The Entrepreneurship Program at Washington and Lee University will host 31 W&L alumni for its inaugural Entrepreneurship Summit on Friday and Saturday, Nov. 9 – 10.
"This will be a weekend when we really celebrate entrepreneurship here by bringing back a group of alumni entrepreneurs, have them engage with each other and with students, share ideas and challenges and also establish a strong and valuable network with each other," said Jeffrey Shay, the Johnson Professor of Entrepreneurship and Leadership at Washington and Lee.
The idea for the summit arose from the Entrepreneurship Advisory Board, which was formed in April 2012 and consists of alumni who judged the Business Plan Competition but wanted to be more engaged.
The alumni represent a span of almost five decades at W&L with participants who graduated in 1967 but also graduates from last year. Their majors include philosophy, biology, European history, business, economics and law. They come from as far away as Texas, New York City, Washington D.C., Atlanta and Kentucky. The businesses they have established include online marketing, social media, financial firms, private equity firms, real estate and a company that markets an air purification system.
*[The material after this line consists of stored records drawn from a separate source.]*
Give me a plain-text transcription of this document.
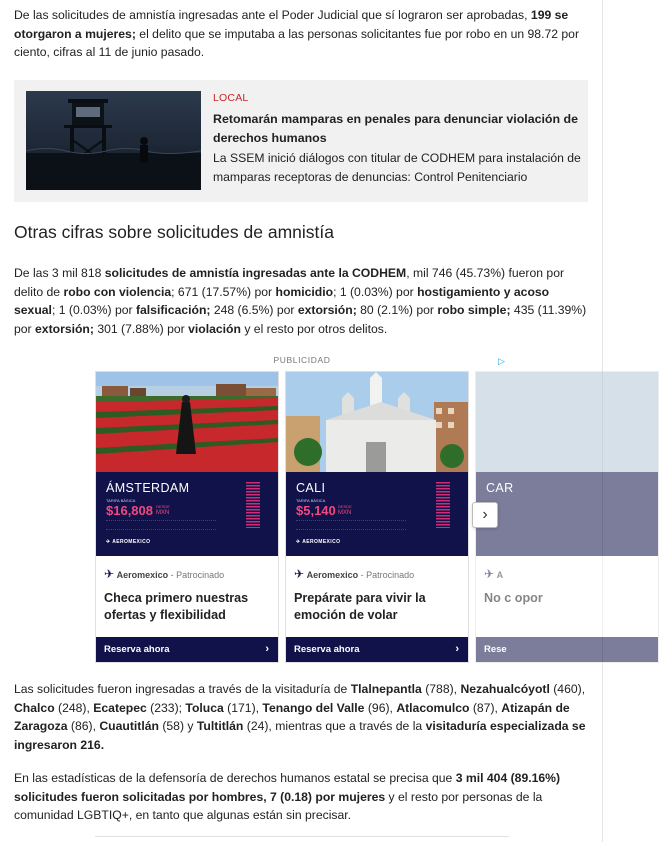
De las solicitudes de amnistía ingresadas ante el Poder Judicial que sí lograron ser aprobadas, 199 se otorgaron a mujeres; el delito que se imputaba a las personas solicitantes fue por robo en un 98.72 por ciento, cifras al 11 de junio pasado.

LOCAL

Retomarán mamparas en penales para denunciar violación de derechos humanos

La SSEM inició diálogos con titular de CODHEM para instalación de mamparas receptoras de denuncias: Control Penitenciario

Otras cifras sobre solicitudes de amnistía

De las 3 mil 818 solicitudes de amnistía ingresadas ante la CODHEM, mil 746 (45.73%) fueron por delito de robo con violencia; 671 (17.57%) por homicidio; 1 (0.03%) por hostigamiento y acoso sexual; 1 (0.03%) por falsificación; 248 (6.5%) por extorsión; 80 (2.1%) por robo simple; 435 (11.39%) por extorsión; 301 (7.88%) por violación y el resto por otros delitos.

PUBLICIDAD	▷
ÁMSTERDAM
TARIFA BÁSICA
$16,808 DESDE
MXN
✈ AEROMEXICO
✈ Aeromexico - Patrocinado

Checa primero nuestras ofertas y flexibilidad

Reserva ahora	›
CALI
TARIFA BÁSICA
$5,140 DESDE
MXN
✈ AEROMEXICO
✈ Aeromexico - Patrocinado

Prepárate para vivir la emoción de volar

Reserva ahora	›
CAR
✈ A

No c opor

Rese
›

Las solicitudes fueron ingresadas a través de la visitaduría de Tlalnepantla (788), Nezahualcóyotl (460), Chalco (248), Ecatepec (233); Toluca (171), Tenango del Valle (96), Atlacomulco (87), Atizapán de Zaragoza (86), Cuautitlán (58) y Tultitlán (24), mientras que a través de la visitaduría especializada se ingresaron 216.

En las estadísticas de la defensoría de derechos humanos estatal se precisa que 3 mil 404 (89.16%) solicitudes fueron solicitadas por hombres, 7 (0.18) por mujeres y el resto por personas de la comunidad LGBTIQ+, en tanto que algunas están sin precisar.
Shay acknowledged that the summit could have been twice the size since many alumni wanted to attend but had prior commitments. "We sent information to our master list of alumni interested in entrepreneurship and also used LinkedIn," said Shay of the social networking site. "LinkedIn is particularly important since we're in the process of building a network of W&L entrepreneurs. We have 468 people already in the first couple of years, which is pretty amazing for a school the size of W&L."
The summit is designed to provide opportunities for networking, and the schedule begins with a reception on Friday night, followed by interactive panels and mentoring sessions on Saturday. The Venture Club, W&L's student entrepreneurship organization, will sponsor a "pitch" competition for students to pitch their idea for a new business.
Alumni will share their experiences of how they arrived at their present positions, in four panel sessions on managing new ventures, marketing and sales in new ventures, financing new ventures and legal issues for entrepreneurs. "Some people started their businesses right out of school, and some took a different route," explained Shay. "By sharing their experiences, these alumni become more accessible and real to students and make entrepreneurship seem more possible. So I think this will definitely help students make a better connection."
Alumni on the panels have also been asked to share three "pearls of wisdom" each. "These are things they've learned along the way with regard to the topic they're speaking on," said Shay. "The hope is that students will hear maybe 90 pearls of wisdom over the weekend and that some of them will sink in and really help them."
Matt Langan, a 2010 graduate, from Louisville, Ky,.is co-founder and CEO of CadenceMed, and was in the first entrepreneurship class that Shay taught at W&L. His company provides medical practices with a virtual back office that does their patient relationship management and marketing for them. He will discuss "taking the leap" to becoming an entrepreneur. He expects the summit to be "an opportunity for me to help share what I've learned as a recent graduate-turned-entrepreneur with current students who might be interested in pursuing a similar path. If I can help paint a picture of why I took the leap into entrepreneurship and what it has taken for me to survive and succeed—from the mindset that an entrepreneur needs to adopt, to the financial and intellectual resources they'll likely need, and where to get them—then I will consider it a huge win."
Langan will also be on the receiving end of advice when he takes part in one of several mentoring sessions designed for alumni to help other alumni with the entrepreneurial challenges they are facing, with W&L students participating as well.
"I hope that all alumni receiving mentoring will speak more freely in this nice community of W&L alumni and students than they maybe would back in their hometown," said Shay. "It's important that everyone walks away feeling like they've gained something from the weekend. While the more experienced alumni will feel like they've gained through giving back to students and to other alumni, they are also going to meet some people that they didn’t know who could be valuable resources for them in the future. For example, they'll hear from two experts who have much to offer them: Tom Dunlap, from the W&L School of Law, is an expert on intellectual property law and Leslie Croland, the father of W&L junior Harlyn Corland, is an expert on contract law."
Langan is looking forward to the networking opportunities during the summit. "I hear that there will be other W&L alumni from both sides of the table—those who fund and those who might need funding," he said. "It will be fun to meet these folks, hear what they are excited about working on, learn how they've overcome key challenges and, of course, look back on some good W&L memories."